AG: I remember, it was the drunk scene where you talk about the Taj Mahal. I compare the room to the Taj Mahal and you tell me to shut up (laughs). We only did that take once or twice but I don't think I ever felt that connected to a co-actor before.
SM: Now that you both are navigating important projects in the West, how important is cracking the accent to keep yourself open to opportunities that are not tied to being Indian?
AG: It's important. Even if you're playing an Indian character that has grown up in America, sound-wise, you can justify it by learning the accent. I can't sound like how Adarsh talks if I'm playing a character who's lived in America for 25 years. It's as simple as that. For that only am I trying to get the accent right. Honestly, it's hard. It's like you learn French in school from your textbook, score a 98 in your 10th, go to France and nobody can understand a line of what you say. So I need to be in America, I need to spend a couple of months. I'm hoping that happens soon, that I get to be there in person and experience all of that.

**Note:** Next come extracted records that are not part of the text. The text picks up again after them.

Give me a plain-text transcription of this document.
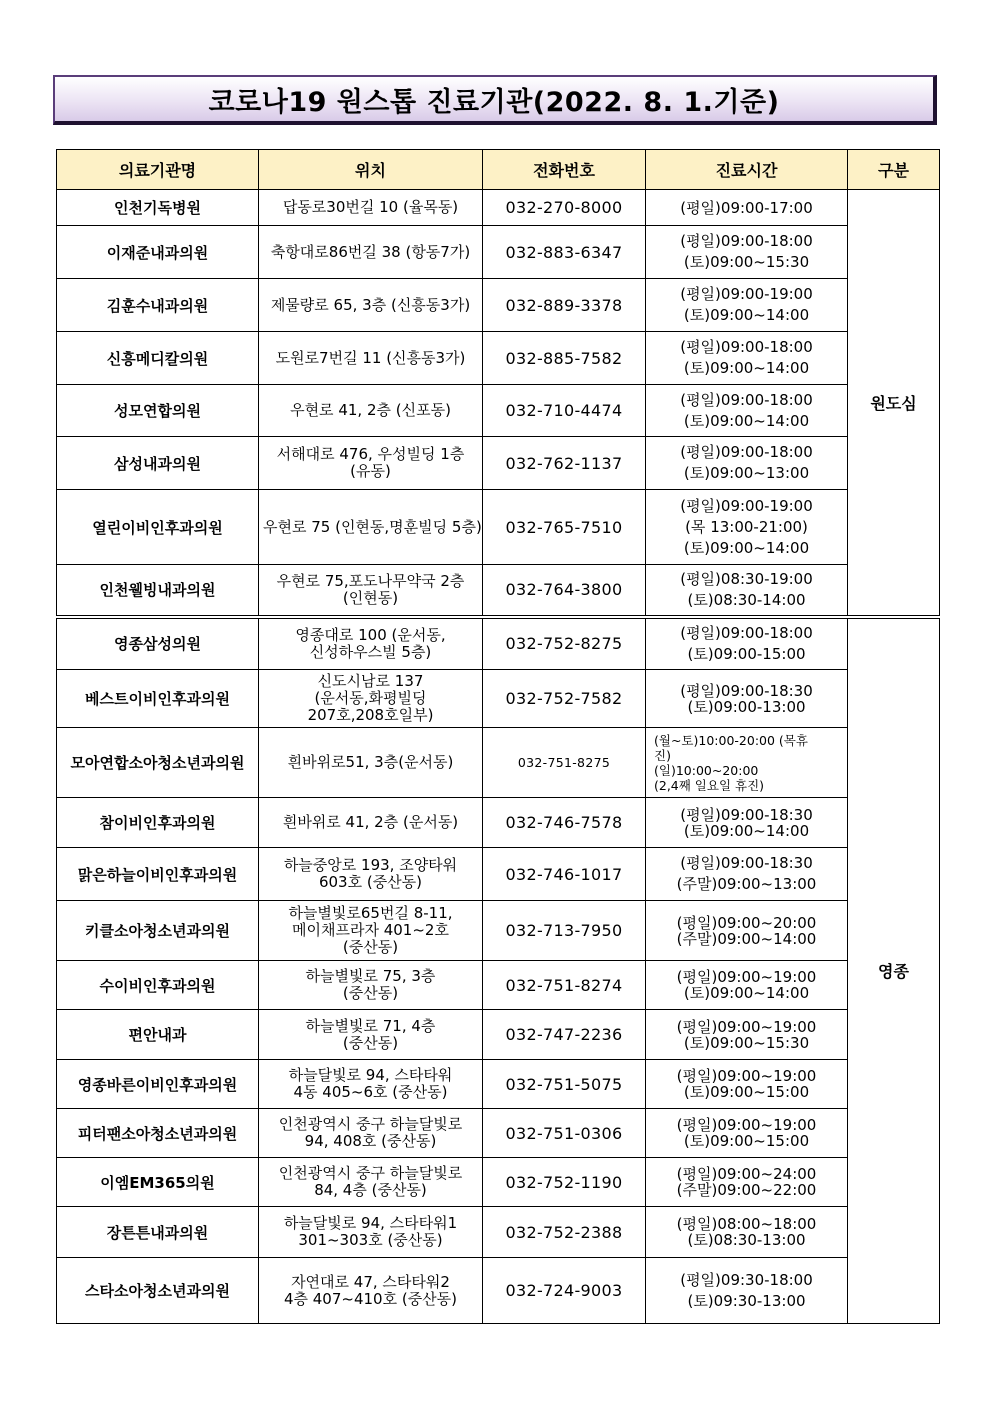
코로나19 원스톱 진료기관(2022. 8. 1.기준)
의료기관명	위치	전화번호	진료시간	구분
인천기독병원	답동로30번길 10 (율목동)	032-270-8000	(평일)09:00-17:00	원도심
이재준내과의원	축항대로86번길 38 (항동7가)	032-883-6347	(평일)09:00-18:00
(토)09:00~15:30	

김훈수내과의원	제물량로 65, 3층 (신흥동3가)	032-889-3378	(평일)09:00-19:00
(토)09:00~14:00	

신흥메디칼의원	도원로7번길 11 (신흥동3가)	032-885-7582	(평일)09:00-18:00
(토)09:00~14:00	

성모연합의원	우현로 41, 2층 (신포동)	032-710-4474	(평일)09:00-18:00
(토)09:00~14:00	

삼성내과의원	서해대로 476, 우성빌딩 1층
(유동)	032-762-1137	(평일)09:00-18:00
(토)09:00~13:00	

열린이비인후과의원	우현로 75 (인현동,명훈빌딩 5층)	032-765-7510	(평일)09:00-19:00
(목 13:00-21:00)
(토)09:00~14:00	

인천웰빙내과의원	우현로 75,포도나무약국 2층
(인현동)	032-764-3800	(평일)08:30-19:00
(토)08:30-14:00	

영종삼성의원	영종대로 100 (운서동,
신성하우스빌 5층)	032-752-8275	(평일)09:00-18:00
(토)09:00-15:00	영종
베스트이비인후과의원	신도시남로 137
(운서동,화평빌딩
207호,208호일부)	032-752-7582	(평일)09:00-18:30
(토)09:00-13:00	

모아연합소아청소년과의원	흰바위로51, 3층(운서동)	032-751-8275	(월~토)10:00-20:00 (목휴
진)
(일)10:00~20:00
(2,4째 일요일 휴진)	

참이비인후과의원	흰바위로 41, 2층 (운서동)	032-746-7578	(평일)09:00-18:30
(토)09:00~14:00	

맑은하늘이비인후과의원	하늘중앙로 193, 조양타워
603호 (중산동)	032-746-1017	(평일)09:00-18:30
(주말)09:00~13:00	

키클소아청소년과의원	하늘별빛로65번길 8-11,
메이채프라자 401~2호
(중산동)	032-713-7950	(평일)09:00~20:00
(주말)09:00~14:00	

수이비인후과의원	하늘별빛로 75, 3층
(중산동)	032-751-8274	(평일)09:00~19:00
(토)09:00~14:00	

편안내과	하늘별빛로 71, 4층
(중산동)	032-747-2236	(평일)09:00~19:00
(토)09:00~15:30	

영종바른이비인후과의원	하늘달빛로 94, 스타타워
4동 405~6호 (중산동)	032-751-5075	(평일)09:00~19:00
(토)09:00~15:00	

피터팬소아청소년과의원	인천광역시 중구 하늘달빛로
94, 408호 (중산동)	032-751-0306	(평일)09:00~19:00
(토)09:00~15:00	

이엠EM365의원	인천광역시 중구 하늘달빛로
84, 4층 (중산동)	032-752-1190	(평일)09:00~24:00
(주말)09:00~22:00	

장튼튼내과의원	하늘달빛로 94, 스타타워1
301~303호 (중산동)	032-752-2388	(평일)08:00~18:00
(토)08:30-13:00	

스타소아청소년과의원	자연대로 47, 스타타워2
4층 407~410호 (중산동)	032-724-9003	(평일)09:30-18:00
(토)09:30-13:00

SM: It's very rare to get a character like Balram – an international production with an Indian protagonist. Same with Abdul. So is that the challenge to position yourself in a place where you can be viable for other opportunities overseas which aren't related to being Indian?
AF: That's the whole idea. I think we're going through a huge change. If you look at it world wide over, Indians have only done certain kinds of roles. We've all been geographically placed in American films, and I think today we find ourselves fighting for those places. I'm so happy Riz Ahmed is really speaking out about the way we've been conditioned to see Muslim characters on-screen, the world over. So that's another thing then, with people of colour, people of different races. 50-50 chalta rahega, I think we'll also have to sort ourselves.
SM: What's next for you?
AG: The thing is that there's been no official announcement and I really want to speak about a lot of things. What I can definitely say is that there is a lot of exciting work that is going to happen from October onwards, next year as well, with a lot of diverse filmmakers. They are very different from all the work I've been part of so far. I'm really glad the way things have turned up.

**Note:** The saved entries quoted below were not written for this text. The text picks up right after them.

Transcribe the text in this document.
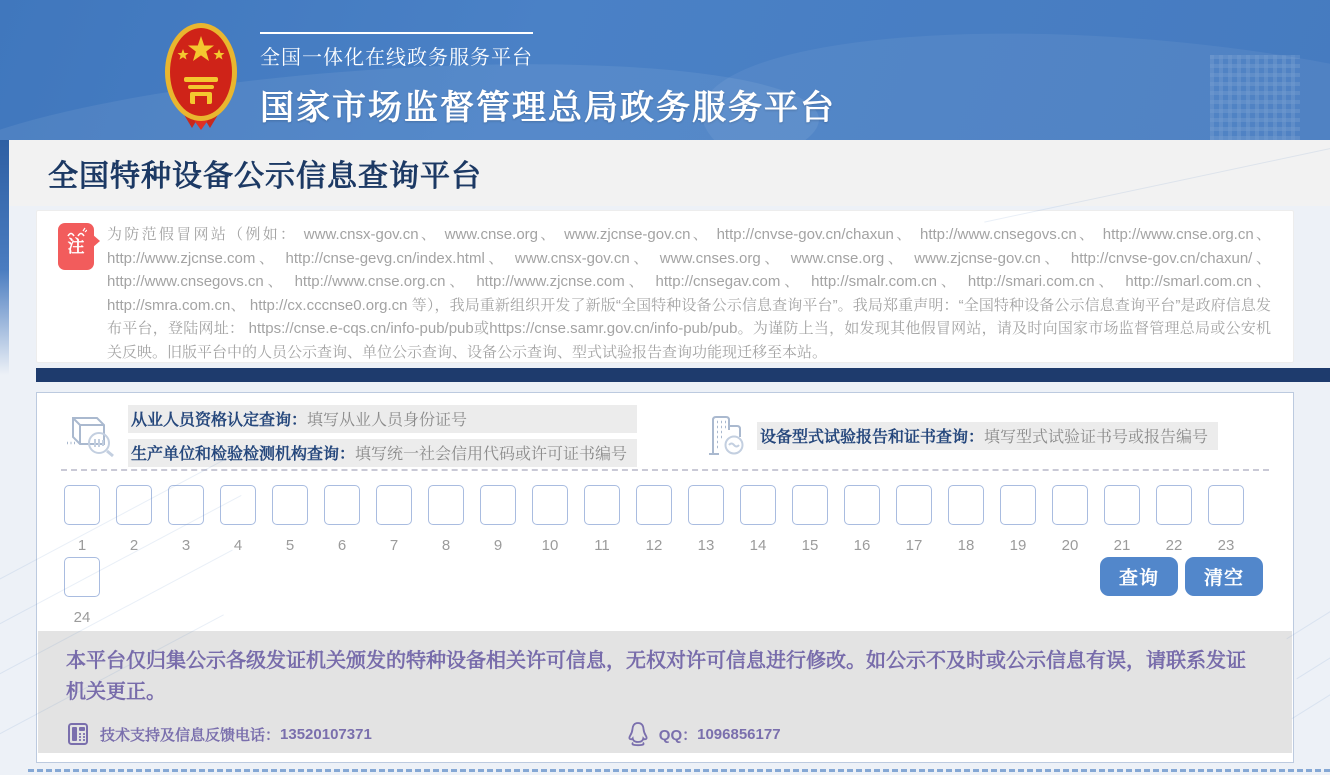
全国一体化在线政务服务平台
国家市场监督管理总局政务服务平台
全国特种设备公示信息查询平台
注

为防范假冒网站（例如： www.cnsx-gov.cn、 www.cnse.org、 www.zjcnse-gov.cn、 http://cnvse-gov.cn/chaxun、 http://www.cnsegovs.cn、 http://www.cnse.org.cn、 http://www.zjcnse.com、 http://cnse-gevg.cn/index.html、 www.cnsx-gov.cn、 www.cnses.org、 www.cnse.org、 www.zjcnse-gov.cn、 http://cnvse-gov.cn/chaxun/、 http://www.cnsegovs.cn、 http://www.cnse.org.cn、 http://www.zjcnse.com、 http://cnsegav.com、 http://smalr.com.cn、 http://smari.com.cn、 http://smarl.com.cn、 http://smra.com.cn、 http://cx.cccnse0.org.cn 等），我局重新组织开发了新版“全国特种设备公示信息查询平台”。我局郑重声明：“全国特种设备公示信息查询平台”是政府信息发布平台，登陆网址： https://cnse.e-cqs.cn/info-pub/pub或https://cnse.samr.gov.cn/info-pub/pub。为谨防上当，如发现其他假冒网站，请及时向国家市场监督管理总局或公安机关反映。旧版平台中的人员公示查询、单位公示查询、设备公示查询、型式试验报告查询功能现迁移至本站。

从业人员资格认定查询：填写从业人员身份证号
生产单位和检验检测机构查询：填写统一社会信用代码或许可证书编号
设备型式试验报告和证书查询：填写型式试验证书号或报告编号
1	2	3	4	5	6	7	8	9	10	11	12	13	14	15	16	17	18	19	20	21	22	23
24
查询	清空

本平台仅归集公示各级发证机关颁发的特种设备相关许可信息，无权对许可信息进行修改。如公示不及时或公示信息有误，请联系发证机关更正。

技术支持及信息反馈电话： 13520107371	QQ： 1096856177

AF: I've got a very interesting year ahead. All the work starts from September-October, so I'm leaving the country to shoot an American film in the Middle-East around that time. And then I'll come back and finish most of the Indian stuff.

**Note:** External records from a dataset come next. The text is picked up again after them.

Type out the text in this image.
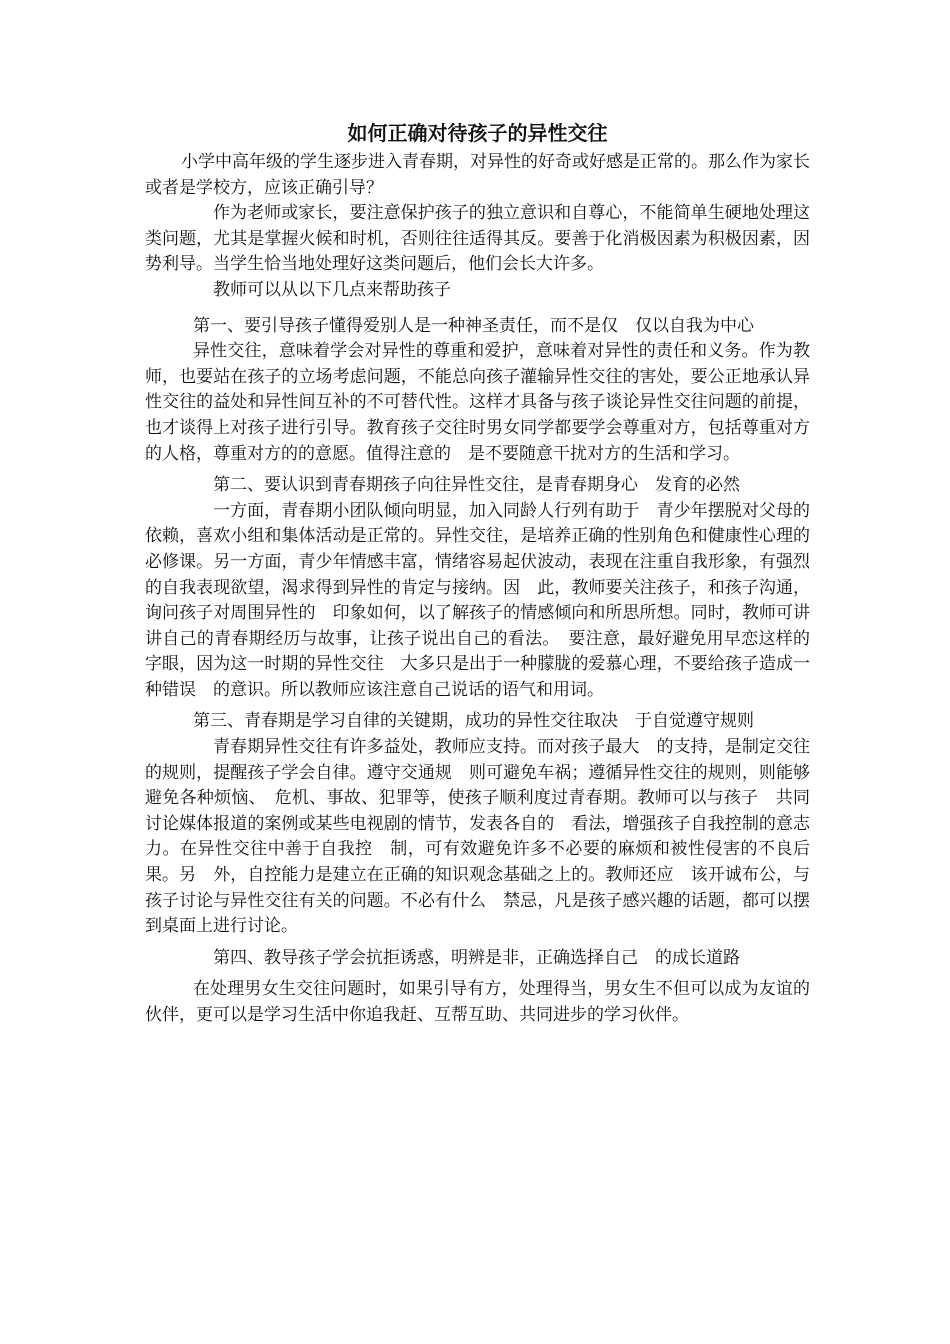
如何正确对待孩子的异性交往

小学中高年级的学生逐步进入青春期，对异性的好奇或好感是正常的。那么作为家长或者是学校方，应该正确引导？

作为老师或家长，要注意保护孩子的独立意识和自尊心，不能简单生硬地处理这类问题，尤其是掌握火候和时机，否则往往适得其反。要善于化消极因素为积极因素，因势利导。当学生恰当地处理好这类问题后，他们会长大许多。

教师可以从以下几点来帮助孩子

第一、要引导孩子懂得爱别人是一种神圣责任，而不是仅　仅以自我为中心

异性交往，意味着学会对异性的尊重和爱护，意味着对异性的责任和义务。作为教师，也要站在孩子的立场考虑问题，不能总向孩子灌输异性交往的害处，要公正地承认异性交往的益处和异性间互补的不可替代性。这样才具备与孩子谈论异性交往问题的前提，也才谈得上对孩子进行引导。教育孩子交往时男女同学都要学会尊重对方，包括尊重对方的人格，尊重对方的的意愿。值得注意的　是不要随意干扰对方的生活和学习。

第二、要认识到青春期孩子向往异性交往，是青春期身心　发育的必然

一方面，青春期小团队倾向明显，加入同龄人行列有助于　青少年摆脱对父母的依赖，喜欢小组和集体活动是正常的。异性交往，是培养正确的性别角色和健康性心理的必修课。另一方面，青少年情感丰富，情绪容易起伏波动，表现在注重自我形象，有强烈的自我表现欲望，渴求得到异性的肯定与接纳。因　此，教师要关注孩子，和孩子沟通，询问孩子对周围异性的　印象如何，以了解孩子的情感倾向和所思所想。同时，教师可讲　讲自己的青春期经历与故事，让孩子说出自己的看法。　要注意，最好避免用早恋这样的字眼，因为这一时期的异性交往　大多只是出于一种朦胧的爱慕心理，不要给孩子造成一种错误　的意识。所以教师应该注意自己说话的语气和用词。

第三、青春期是学习自律的关键期，成功的异性交往取决　于自觉遵守规则

青春期异性交往有许多益处，教师应支持。而对孩子最大　的支持，是制定交往的规则，提醒孩子学会自律。遵守交通规　则可避免车祸；遵循异性交往的规则，则能够避免各种烦恼、　危机、事故、犯罪等，使孩子顺利度过青春期。教师可以与孩子　共同讨论媒体报道的案例或某些电视剧的情节，发表各自的　看法，增强孩子自我控制的意志力。在异性交往中善于自我控　制，可有效避免许多不必要的麻烦和被性侵害的不良后果。另　外，自控能力是建立在正确的知识观念基础之上的。教师还应　该开诚布公，与孩子讨论与异性交往有关的问题。不必有什么　禁忌，凡是孩子感兴趣的话题，都可以摆到桌面上进行讨论。

第四、教导孩子学会抗拒诱惑，明辨是非，正确选择自己　的成长道路

在处理男女生交往问题时，如果引导有方，处理得当，男女生不但可以成为友谊的伙伴，更可以是学习生活中你追我赶、互帮互助、共同进步的学习伙伴。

SM: When was the last time a piece of direction got stuck with you?
AG: While working with Ramin Bahrani from The White Tiger. He never called action or cut. He would just say, 'Whenever you're ready.' That was the moment I realized that all my life, I had been an electric board. You pressed the switch, it became on, you pressed it again, and it went off. I realized that I had been a bot all my life. It didn't feel like that with Ramin. I always felt that I was ready and I was Balram.
AF: One person I learnt a lot from was Tigmanshu Dhulia sir. I did a film called Milan Talkies. It didn't fare well at the box office, but that's not the point. Up until then, I was an actor who always had a perceived visual when I was reading the script and going on set. You know how you'll end up, you know the basic ball park. But he used to change the dynamics. He taught me, without teaching, how to just be on my feet and be ready. I could rant off forever in scenes where people sometimes don't stick to scripts. I learnt something unique, and I have to give him credit.